I tried to emulate Carly while on the beach. I wrote my girls' names in the sand and took some pictures. Lets just say I have a totally new appreciation for what she does! My photos look nothing like her beautiful pieces of art. I didn't think they would, but I had hoped for more. I might try it again next time we visit, but California beaches pale in comparison the the beautiful place where Carly photographs our sweet babies' names.
It is good to be home and back to the familiarity of my life, but we have plans to go again very soon. I just hope that next time all twins will stay at home!!!
Tuesday, August 11, 2009
Saturday, August 8, 2009
Friday, August 7, 2009
After we lost Sophia & Ellie I didn't hear from "S". We sent an e-mail to all our contacts stating what had happened and to please give us a few days before trying to contact us. Just thinking of writing that e-mail brings it all back...Anyway, I didn't hear from "S". She contacted my parents to see how things were, and a few weeks later I received a card from her. She wrote that her delay in sending the card was due to not having the right words to say, but then she realized that there was nothing she could say to make things better. She has called a few times for specific reasons, like to RSVP to Emma's party, to wish me a happy birthday, etc. She came over so we could exchange birthday gifts a couple months ago and last night we went to dinner.

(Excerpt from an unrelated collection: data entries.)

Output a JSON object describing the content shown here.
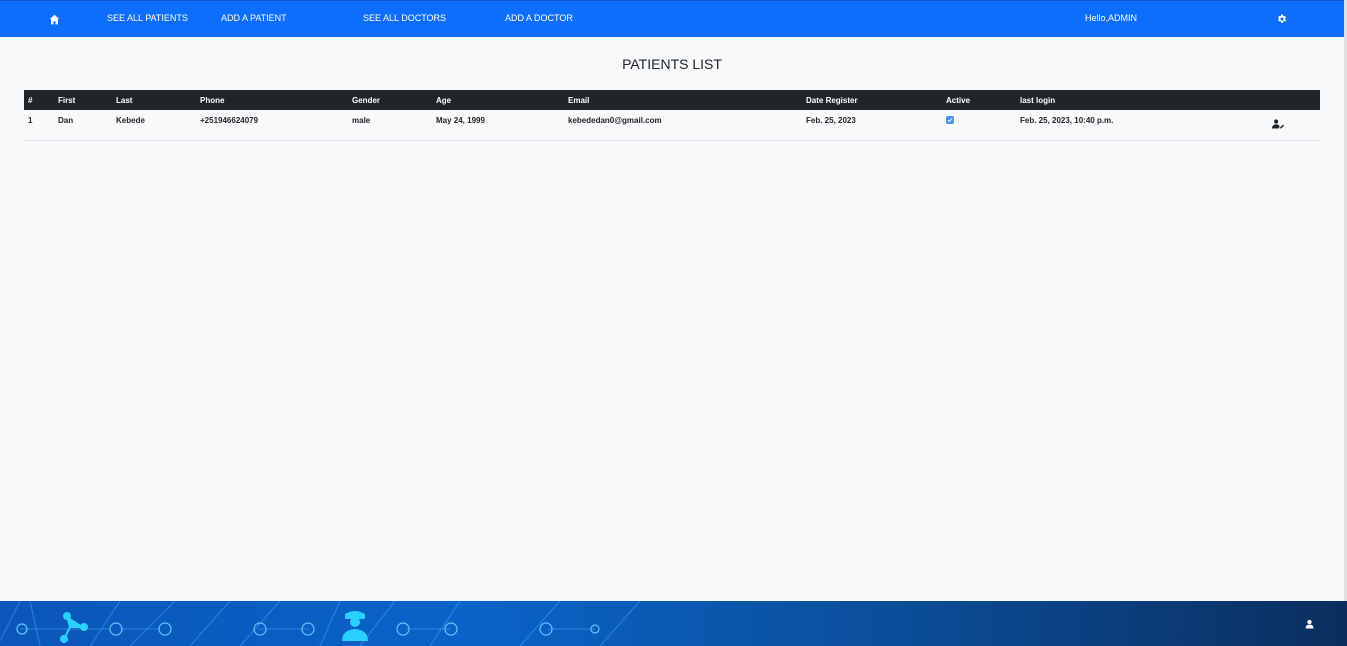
{
  "nav": {
    "home_icon": "home-icon",
    "items": [
      "SEE ALL PATIENTS",
      "ADD A PATIENT",
      "SEE ALL DOCTORS",
      "ADD A DOCTOR"
    ],
    "greeting": "Hello,ADMIN",
    "settings_icon": "gear-icon"
  },
  "page": {
    "title": "PATIENTS LIST"
  },
  "table": {
    "headers": [
      "#",
      "First",
      "Last",
      "Phone",
      "Gender",
      "Age",
      "Email",
      "Date Register",
      "Active",
      "last login"
    ],
    "rows": [
      {
        "num": "1",
        "first": "Dan",
        "last": "Kebede",
        "phone": "+251946624079",
        "gender": "male",
        "age": "May 24, 1999",
        "email": "kebededan0@gmail.com",
        "date_register": "Feb. 25, 2023",
        "active": true,
        "last_login": "Feb. 25, 2023, 10:40 p.m.",
        "action_icon": "user-edit-icon"
      }
    ]
  },
  "footer": {
    "user_icon": "user-icon"
  },
  "colors": {
    "accent": "#0d6efd",
    "header_bg": "#212529",
    "page_bg": "#f8f9fa"
  }
}
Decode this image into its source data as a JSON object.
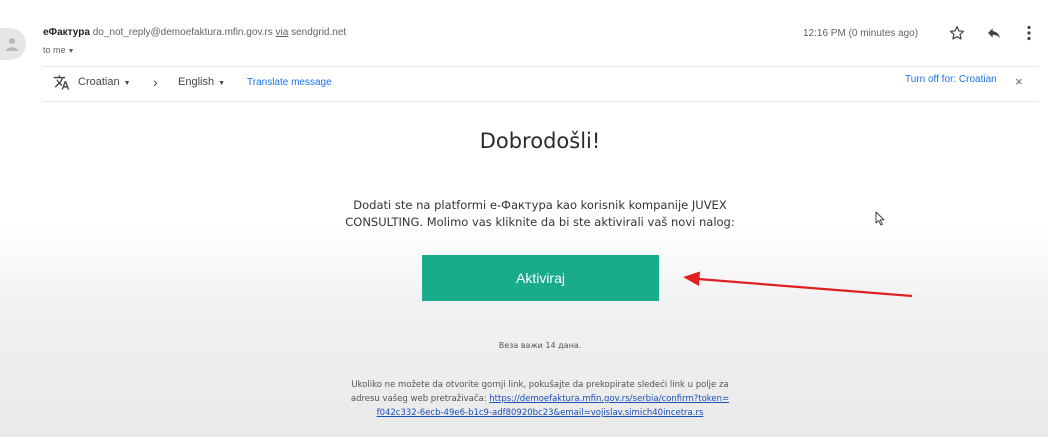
{
  "header": {
    "sender_name": "eФактура",
    "sender_email": "do_not_reply@demoefaktura.mfin.gov.rs",
    "via_label": "via",
    "via_domain": "sendgrid.net",
    "to_label": "to me",
    "time": "12:16 PM (0 minutes ago)"
  },
  "translate_bar": {
    "source_language": "Croatian",
    "target_language": "English",
    "translate_link": "Translate message",
    "turn_off_link": "Turn off for: Croatian"
  },
  "email_body": {
    "heading": "Dobrodošli!",
    "message_line1": "Dodati ste na platformi e-Фактура kao korisnik kompanije JUVEX",
    "message_line2": "CONSULTING. Molimo vas kliknite da bi ste aktivirali vaš novi nalog:",
    "activate_button": "Aktiviraj",
    "validity_note": "Веза важи 14 дана.",
    "fallback_line1": "Ukoliko ne možete da otvorite gornji link, pokušajte da prekopirate sledeći link u polje za",
    "fallback_line2_prefix": "adresu vašeg web pretraživača: ",
    "fallback_link_part1": "https://demoefaktura.mfin.gov.rs/serbia/confirm?token=",
    "fallback_link_part2": "f042c332-6ecb-49e6-b1c9-adf80920bc23&email=vojislav.simich40incetra.rs"
  },
  "colors": {
    "button": "#1aab8c",
    "link": "#1a73e8",
    "annotation_arrow": "#e02020"
  },
  "icons": [
    "person-avatar-icon",
    "star-icon",
    "reply-icon",
    "more-vert-icon",
    "translate-icon",
    "chevron-right-icon",
    "close-icon",
    "mouse-cursor-icon"
  ]
}
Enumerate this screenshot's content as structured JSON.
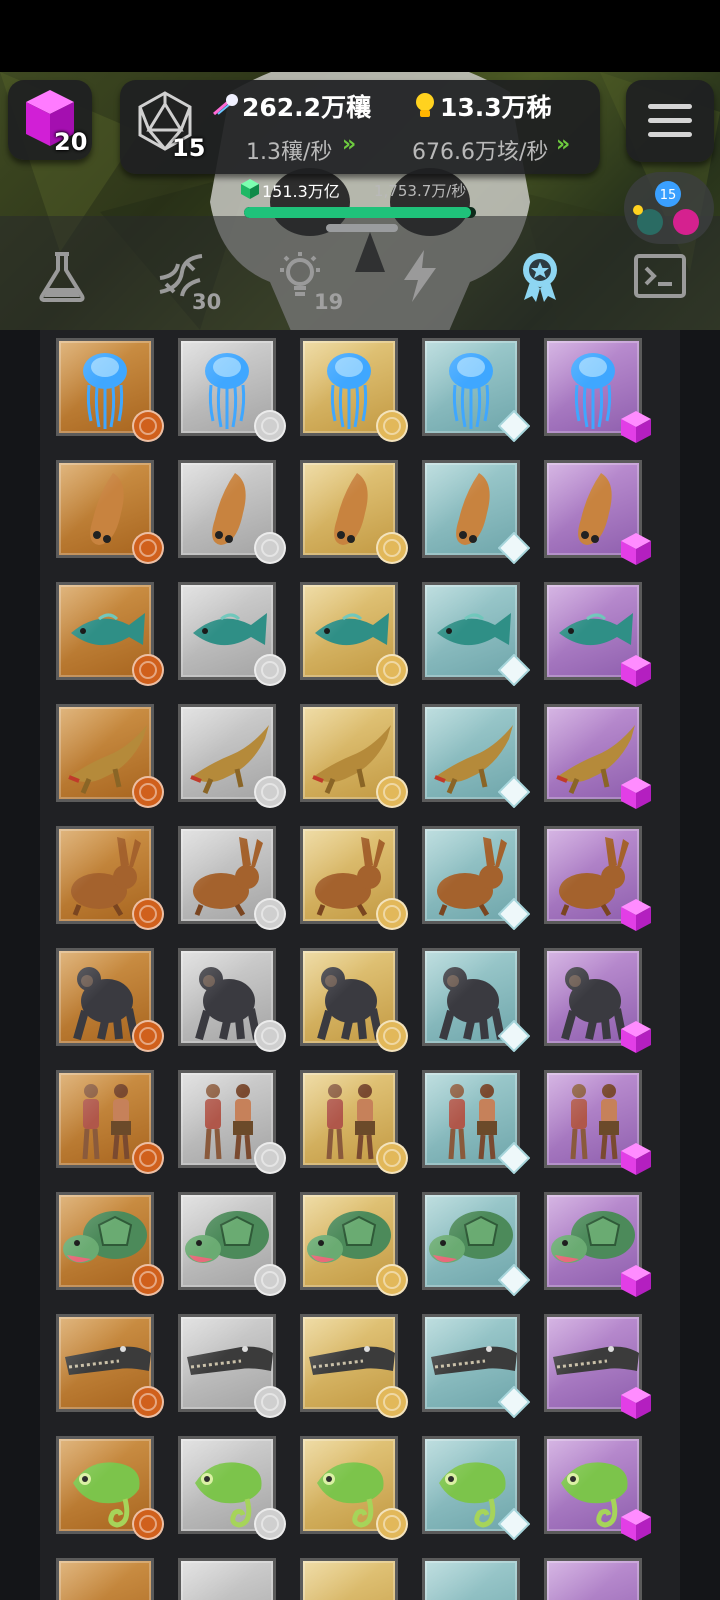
{
  "colors": {
    "bronze": "#b8722a",
    "silver": "#b7b7b7",
    "gold": "#d4ae5a",
    "diamond": "#86bcc0",
    "amethyst": "#a774c2",
    "green_accent": "#6ecb3f",
    "progress": "#1fc27a"
  },
  "hud": {
    "gems": {
      "icon": "magenta-cube-icon",
      "count": "20"
    },
    "dice": {
      "icon": "d20-dice-icon",
      "count": "15"
    },
    "resource_a": {
      "icon": "comet-icon",
      "value": "262.2万穰",
      "rate": "1.3穰/秒"
    },
    "resource_b": {
      "icon": "lightbulb-icon",
      "value": "13.3万秭",
      "rate": "676.6万垓/秒"
    },
    "dna": {
      "icon": "green-cube-icon",
      "value": "151.3万亿",
      "rate": "1,753.7万/秒",
      "progress": 0.98
    },
    "map_badge": "15",
    "menu_icon": "hamburger-menu-icon"
  },
  "tabs": [
    {
      "name": "research",
      "icon": "flask-icon",
      "badge": "",
      "active": false
    },
    {
      "name": "genes",
      "icon": "dna-icon",
      "badge": "30",
      "active": false
    },
    {
      "name": "ideas",
      "icon": "lightbulb-outline-icon",
      "badge": "19",
      "active": false
    },
    {
      "name": "boosts",
      "icon": "lightning-icon",
      "badge": "",
      "active": false
    },
    {
      "name": "achievements",
      "icon": "award-ribbon-icon",
      "badge": "",
      "active": true
    },
    {
      "name": "console",
      "icon": "terminal-icon",
      "badge": "",
      "active": false
    }
  ],
  "grid": {
    "tiers": [
      "bronze",
      "silver",
      "gold",
      "diamond",
      "amethyst"
    ],
    "rows": [
      "jellyfish",
      "worm",
      "fish",
      "amphibian",
      "rabbit",
      "gorilla",
      "humans",
      "turtle",
      "crocodile",
      "chameleon",
      "next"
    ]
  }
}
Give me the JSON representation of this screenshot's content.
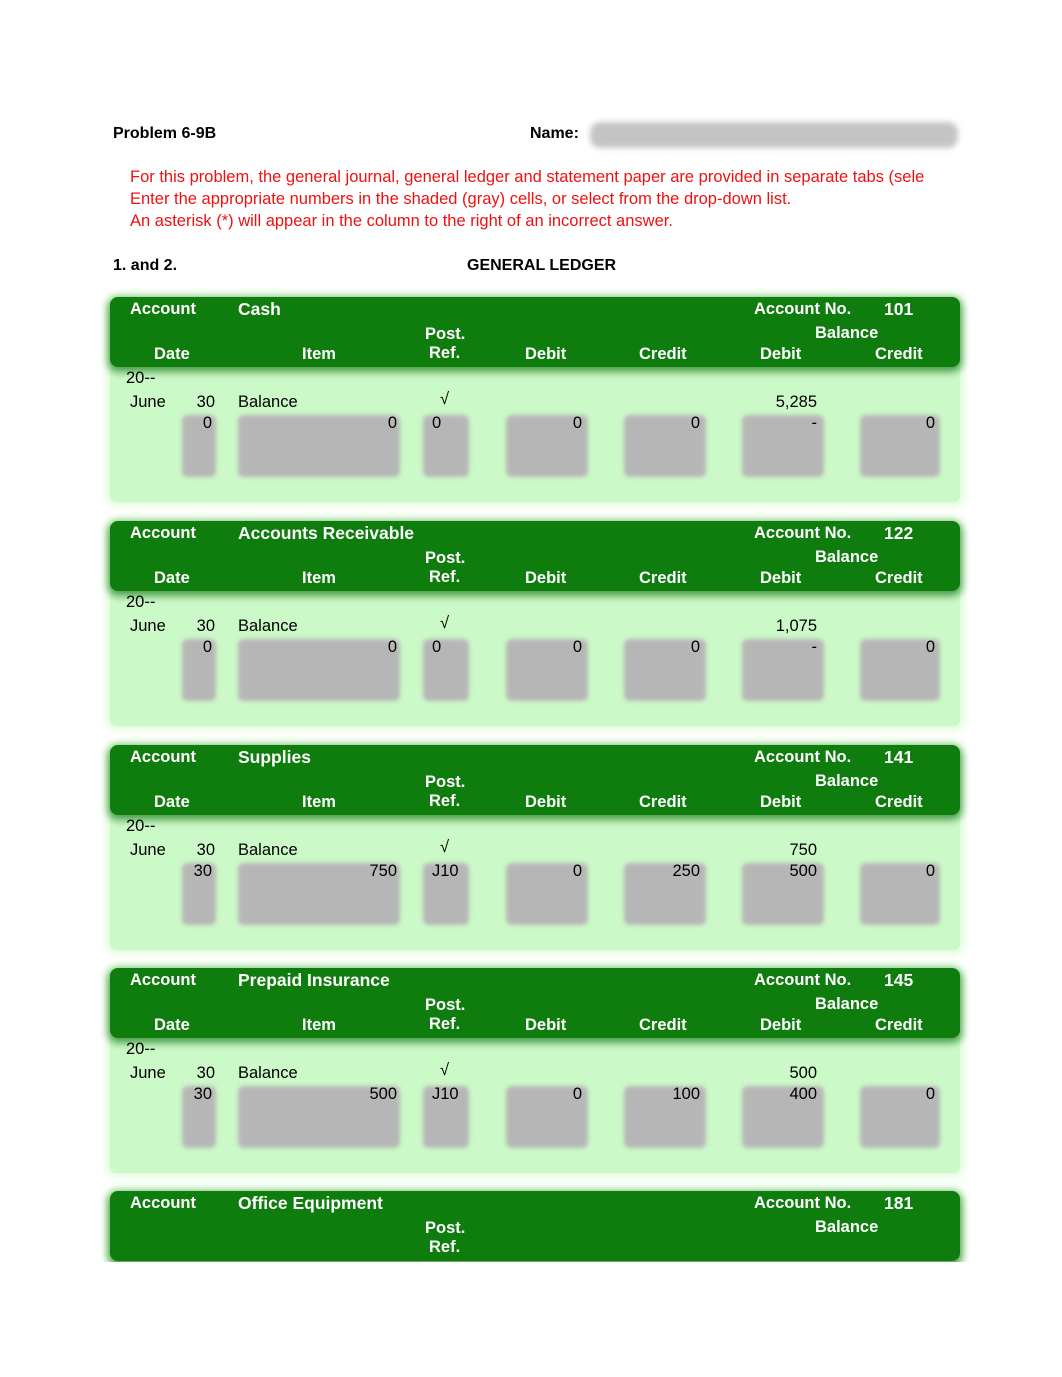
{
  "header": {
    "problem_title": "Problem 6-9B",
    "name_label": "Name:",
    "name_value": ""
  },
  "instructions": [
    "For this problem, the general journal, general ledger and statement paper are provided in separate tabs (sele",
    "Enter the appropriate numbers in the shaded (gray) cells, or select from the drop-down list.",
    "An asterisk (*) will appear in the column to the right of an incorrect answer."
  ],
  "section": {
    "label": "1. and 2.",
    "title": "GENERAL LEDGER"
  },
  "column_labels": {
    "account": "Account",
    "account_no": "Account No.",
    "balance": "Balance",
    "post": "Post.",
    "ref": "Ref.",
    "date": "Date",
    "item": "Item",
    "debit": "Debit",
    "credit": "Credit",
    "bal_debit": "Debit",
    "bal_credit": "Credit"
  },
  "accounts": [
    {
      "name": "Cash",
      "number": "101",
      "year": "20--",
      "opening": {
        "month": "June",
        "day": "30",
        "item": "Balance",
        "ref": "√",
        "bal_debit": "5,285"
      },
      "entry": {
        "day": "0",
        "item": "0",
        "ref": "0",
        "debit": "0",
        "credit": "0",
        "bal_debit": "-",
        "bal_credit": "0"
      }
    },
    {
      "name": "Accounts Receivable",
      "number": "122",
      "year": "20--",
      "opening": {
        "month": "June",
        "day": "30",
        "item": "Balance",
        "ref": "√",
        "bal_debit": "1,075"
      },
      "entry": {
        "day": "0",
        "item": "0",
        "ref": "0",
        "debit": "0",
        "credit": "0",
        "bal_debit": "-",
        "bal_credit": "0"
      }
    },
    {
      "name": "Supplies",
      "number": "141",
      "year": "20--",
      "opening": {
        "month": "June",
        "day": "30",
        "item": "Balance",
        "ref": "√",
        "bal_debit": "750"
      },
      "entry": {
        "day": "30",
        "item": "750",
        "ref": "J10",
        "debit": "0",
        "credit": "250",
        "bal_debit": "500",
        "bal_credit": "0"
      }
    },
    {
      "name": "Prepaid Insurance",
      "number": "145",
      "year": "20--",
      "opening": {
        "month": "June",
        "day": "30",
        "item": "Balance",
        "ref": "√",
        "bal_debit": "500"
      },
      "entry": {
        "day": "30",
        "item": "500",
        "ref": "J10",
        "debit": "0",
        "credit": "100",
        "bal_debit": "400",
        "bal_credit": "0"
      }
    },
    {
      "name": "Office Equipment",
      "number": "181"
    }
  ]
}
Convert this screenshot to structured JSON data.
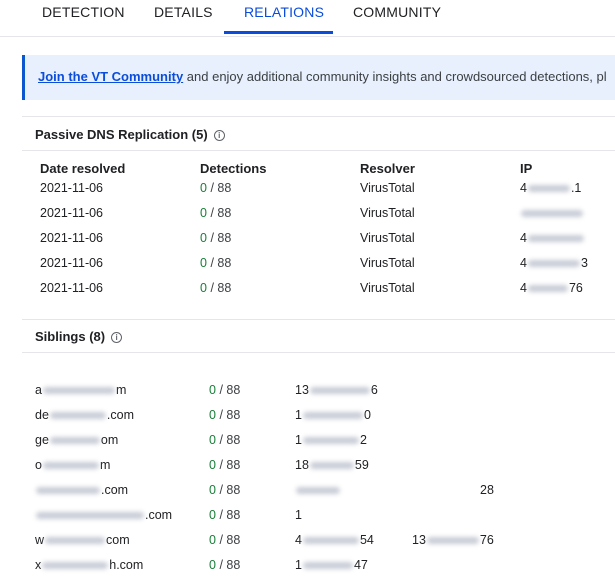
{
  "tabs": [
    {
      "label": "DETECTION",
      "active": false
    },
    {
      "label": "DETAILS",
      "active": false
    },
    {
      "label": "RELATIONS",
      "active": true
    },
    {
      "label": "COMMUNITY",
      "active": false
    }
  ],
  "banner": {
    "link_text": "Join the VT Community",
    "text": " and enjoy additional community insights and crowdsourced detections, pl"
  },
  "passive_dns": {
    "title": "Passive DNS Replication",
    "count": "(5)",
    "columns": [
      "Date resolved",
      "Detections",
      "Resolver",
      "IP"
    ],
    "rows": [
      {
        "date": "2021-11-06",
        "det_pos": "0",
        "det_total": "/ 88",
        "resolver": "VirusTotal",
        "ip_start": "4",
        "ip_end": ".1"
      },
      {
        "date": "2021-11-06",
        "det_pos": "0",
        "det_total": "/ 88",
        "resolver": "VirusTotal",
        "ip_start": "",
        "ip_end": ""
      },
      {
        "date": "2021-11-06",
        "det_pos": "0",
        "det_total": "/ 88",
        "resolver": "VirusTotal",
        "ip_start": "4",
        "ip_end": ""
      },
      {
        "date": "2021-11-06",
        "det_pos": "0",
        "det_total": "/ 88",
        "resolver": "VirusTotal",
        "ip_start": "4",
        "ip_end": "3"
      },
      {
        "date": "2021-11-06",
        "det_pos": "0",
        "det_total": "/ 88",
        "resolver": "VirusTotal",
        "ip_start": "4",
        "ip_end": "76"
      }
    ]
  },
  "siblings": {
    "title": "Siblings",
    "count": "(8)",
    "rows": [
      {
        "dom_start": "a",
        "dom_end": "m",
        "det_pos": "0",
        "det_total": "/ 88",
        "c1_start": "13",
        "c1_end": "6",
        "c2_start": "",
        "c2_end": ""
      },
      {
        "dom_start": "de",
        "dom_end": ".com",
        "det_pos": "0",
        "det_total": "/ 88",
        "c1_start": "1",
        "c1_end": "0",
        "c2_start": "",
        "c2_end": ""
      },
      {
        "dom_start": "ge",
        "dom_end": "om",
        "det_pos": "0",
        "det_total": "/ 88",
        "c1_start": "1",
        "c1_end": "2",
        "c2_start": "",
        "c2_end": ""
      },
      {
        "dom_start": "o",
        "dom_end": "m",
        "det_pos": "0",
        "det_total": "/ 88",
        "c1_start": "18",
        "c1_end": "59",
        "c2_start": "",
        "c2_end": ""
      },
      {
        "dom_start": "",
        "dom_end": ".com",
        "det_pos": "0",
        "det_total": "/ 88",
        "c1_start": "",
        "c1_end": "",
        "c2_start": "",
        "c2_end": "28"
      },
      {
        "dom_start": "",
        "dom_end": ".com",
        "det_pos": "0",
        "det_total": "/ 88",
        "c1_start": "1",
        "c1_end": "",
        "c2_start": "",
        "c2_end": ""
      },
      {
        "dom_start": "w",
        "dom_end": "com",
        "det_pos": "0",
        "det_total": "/ 88",
        "c1_start": "4",
        "c1_end": "54",
        "c2_start": "13",
        "c2_end": "76"
      },
      {
        "dom_start": "x",
        "dom_end": "h.com",
        "det_pos": "0",
        "det_total": "/ 88",
        "c1_start": "1",
        "c1_end": "47",
        "c2_start": "",
        "c2_end": ""
      }
    ]
  }
}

Now through all the conversation and visits, I think she has only asked how I was doing once. The first time we spoke it came up, but she said she didn't want to get into everything over the phone, she would rather be there for me in person. So, I am thinking that at dinner last night she might ask how I am, she might mention my girls names, she will acknowledge my loss...Nope!!! She didn't ask, bring it up, or anything. I even mentioned being pregnant with the twins during another story, so she had an opening there.
I don't know how I feel about this. I think she probably just doesn't feel comfortable bringing it up, she doesn't want to hurt me, just like everyone else. But it does hurt me not to even acknowledge my girls. She is still a dear friend to me and I know she isn't doing this out of lack of support. I think I should have given her a "what to say/what not to say" brochure (do they make these :) so she feels more comfortable. Anyway...I just needed to get this out of my head! Thanks for "listening".
Tuesday, August 4, 2009
I did however what to share something I read. This is from Empty Cradle, Broken Heart which I know has been read by many of us, but I think this is a good reminder for us all:
"There is research showing that tears are a biologically necessary way of relieving stress-there is evidence that tears remove stress-induced toxins from the body. Holding back tears can induce stress, resulting in a variety of psychological and physical symptoms, including exacerbation of preexisting conditions ..."
So go ahead and cry...I know I have been. I just miss my girls so much and to think that they are not here with me breaks my heart every time.